La situation du CIF reste critique puisque, comme l'a souligné son PDG, une nouvelle dégradation de sa note l'empêcherait totalement de se refinancer et provoquerait sa liquidation immédiate. « Tout mauvais signal pourrait être fatal », estime-t-il. D'autant qu'en cas de faillite intégrale du CIF, la reprise de l'accession sociale à la propriété ne se ferait pas dans de bonnes conditions. Au sujet de la Banque postale, qui s'est lancée récemment dans le prêt à l'accession sociale (PAS), il a jugé sans détour que « la Banque postale ne sait pas faire ce métier » et se concentrerait éventuellement sur le segment de clients le plus sécurisé, excluant de fait la majorité des clients à l'accession sociale.
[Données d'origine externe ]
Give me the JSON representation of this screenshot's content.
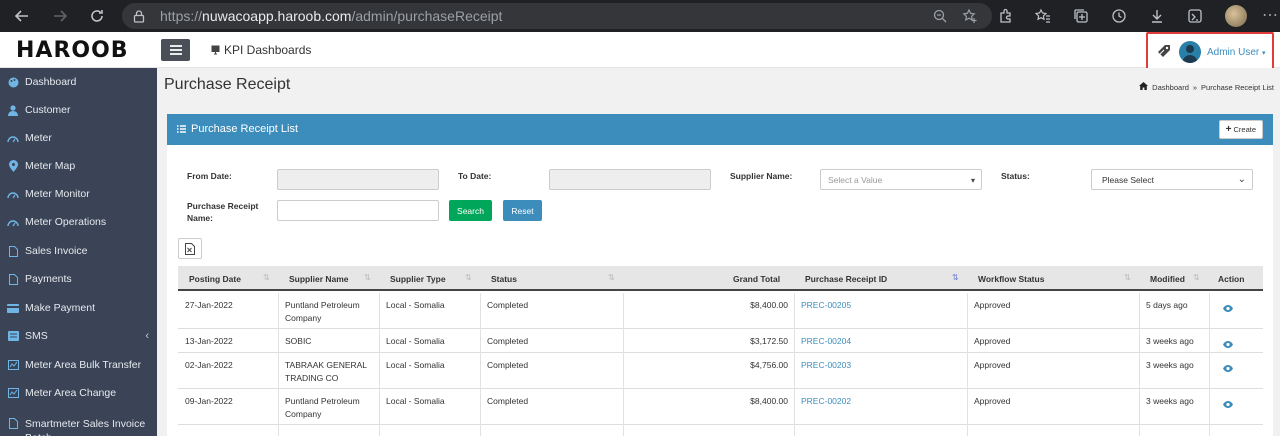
{
  "browser": {
    "url_scheme": "https://",
    "url_host": "nuwacoapp.haroob.com",
    "url_path": "/admin/purchaseReceipt"
  },
  "header": {
    "logo": "HAROOB",
    "kpi_label": "KPI Dashboards",
    "user_name": "Admin User"
  },
  "sidebar": {
    "items": [
      {
        "label": "Dashboard",
        "icon": "palette-icon"
      },
      {
        "label": "Customer",
        "icon": "user-icon"
      },
      {
        "label": "Meter",
        "icon": "gauge-icon"
      },
      {
        "label": "Meter Map",
        "icon": "map-marker-icon"
      },
      {
        "label": "Meter Monitor",
        "icon": "gauge-icon"
      },
      {
        "label": "Meter Operations",
        "icon": "gauge-icon"
      },
      {
        "label": "Sales Invoice",
        "icon": "file-icon"
      },
      {
        "label": "Payments",
        "icon": "file-icon"
      },
      {
        "label": "Make Payment",
        "icon": "card-icon"
      },
      {
        "label": "SMS",
        "icon": "sms-icon"
      },
      {
        "label": "Meter Area Bulk Transfer",
        "icon": "chart-icon"
      },
      {
        "label": "Meter Area Change",
        "icon": "chart-icon"
      },
      {
        "label": "Smartmeter Sales Invoice Batch",
        "icon": "file-icon"
      }
    ]
  },
  "page": {
    "title": "Purchase Receipt",
    "breadcrumb_home": "Dashboard",
    "breadcrumb_sep": "»",
    "breadcrumb_current": "Purchase Receipt List"
  },
  "box": {
    "title": "Purchase Receipt List",
    "create_label": "Create"
  },
  "filters": {
    "from_date_label": "From Date:",
    "to_date_label": "To Date:",
    "supplier_label": "Supplier Name:",
    "supplier_placeholder": "Select a Value",
    "status_label": "Status:",
    "status_value": "Please Select",
    "receipt_name_label": "Purchase Receipt Name:",
    "search_label": "Search",
    "reset_label": "Reset"
  },
  "table": {
    "headers": [
      "Posting Date",
      "Supplier Name",
      "Supplier Type",
      "Status",
      "Grand Total",
      "Purchase Receipt ID",
      "Workflow Status",
      "Modified",
      "Action"
    ],
    "rows": [
      {
        "date": "27-Jan-2022",
        "supplier": "Puntland Petroleum Company",
        "type": "Local - Somalia",
        "status": "Completed",
        "total": "$8,400.00",
        "id": "PREC-00205",
        "workflow": "Approved",
        "modified": "5 days ago"
      },
      {
        "date": "13-Jan-2022",
        "supplier": "SOBIC",
        "type": "Local - Somalia",
        "status": "Completed",
        "total": "$3,172.50",
        "id": "PREC-00204",
        "workflow": "Approved",
        "modified": "3 weeks ago"
      },
      {
        "date": "02-Jan-2022",
        "supplier": "TABRAAK GENERAL TRADING CO",
        "type": "Local - Somalia",
        "status": "Completed",
        "total": "$4,756.00",
        "id": "PREC-00203",
        "workflow": "Approved",
        "modified": "3 weeks ago"
      },
      {
        "date": "09-Jan-2022",
        "supplier": "Puntland Petroleum Company",
        "type": "Local - Somalia",
        "status": "Completed",
        "total": "$8,400.00",
        "id": "PREC-00202",
        "workflow": "Approved",
        "modified": "3 weeks ago"
      }
    ]
  },
  "colors": {
    "primary": "#3c8dbc",
    "success": "#00a65a",
    "sidebar": "#3a4456",
    "highlight": "#e03c3c"
  }
}
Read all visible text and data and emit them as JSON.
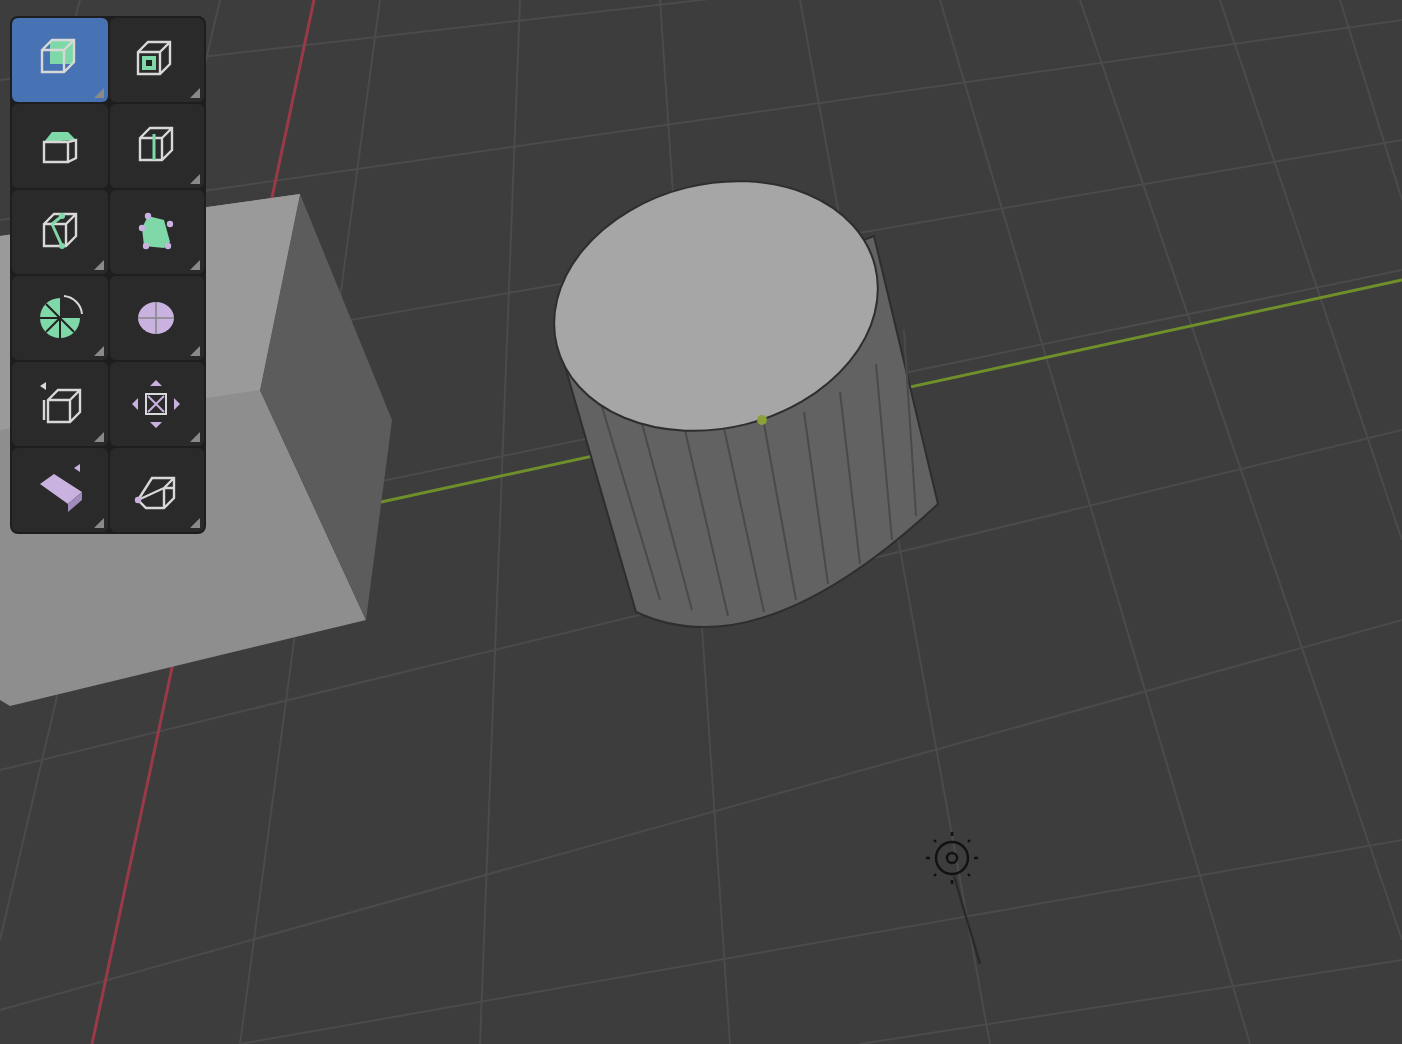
{
  "toolbar": {
    "tools": [
      {
        "kind": "extrude",
        "selected": true,
        "has_submenu": true
      },
      {
        "kind": "inset",
        "selected": false,
        "has_submenu": true
      },
      {
        "kind": "bevel",
        "selected": false,
        "has_submenu": false
      },
      {
        "kind": "loopcut",
        "selected": false,
        "has_submenu": true
      },
      {
        "kind": "knife",
        "selected": false,
        "has_submenu": true
      },
      {
        "kind": "polybuild",
        "selected": false,
        "has_submenu": true
      },
      {
        "kind": "spin",
        "selected": false,
        "has_submenu": true
      },
      {
        "kind": "smooth",
        "selected": false,
        "has_submenu": true
      },
      {
        "kind": "slide",
        "selected": false,
        "has_submenu": true
      },
      {
        "kind": "shrink",
        "selected": false,
        "has_submenu": true
      },
      {
        "kind": "shear",
        "selected": false,
        "has_submenu": true
      },
      {
        "kind": "rip",
        "selected": false,
        "has_submenu": true
      }
    ]
  }
}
« C'est un véritable enjeu social qui dépasse les considérations », a déclaré l'ancien député UMP de Savoie qui a mis en garde ses ex-collègues au sujet d'une « catégorie de population qui craint le déclassement » et pour qui l'accession à la propriété constitue une sécurité. Sans outil adapté à cette demande spécifique, le risque serait alors un « basculement vers les votes extrémistes », Michel Bouvard citant nommément « la machine Marine Le Pen ».

Sur le scandale Apollonia

L’affaire Apollonia a été évoquée par les députés et Michel Bouvard, qui a expliqué que ces crédits toxiques demeuraient un problème pour la banque patrimoine et investissement du CIF, même s’ils ne fragilisent pas son activité principale. Ces crédits représentent environ 316 millions d’euros d’encours.

Il a également assuré aux députés, interpellés par l’association de victimes du scandale immobilier, que le dossier sera traité par l’acquéreur de la banque patrimoine et investissement si elle est cédée, comme cela sera probablement le cas. Si jamais cette activité spécifique devait être conservée au sein de l’entité CIF, l’indemnisation des victimes sera assurée grâce aux 2,4 milliards de fonds propres que détient l’établissement.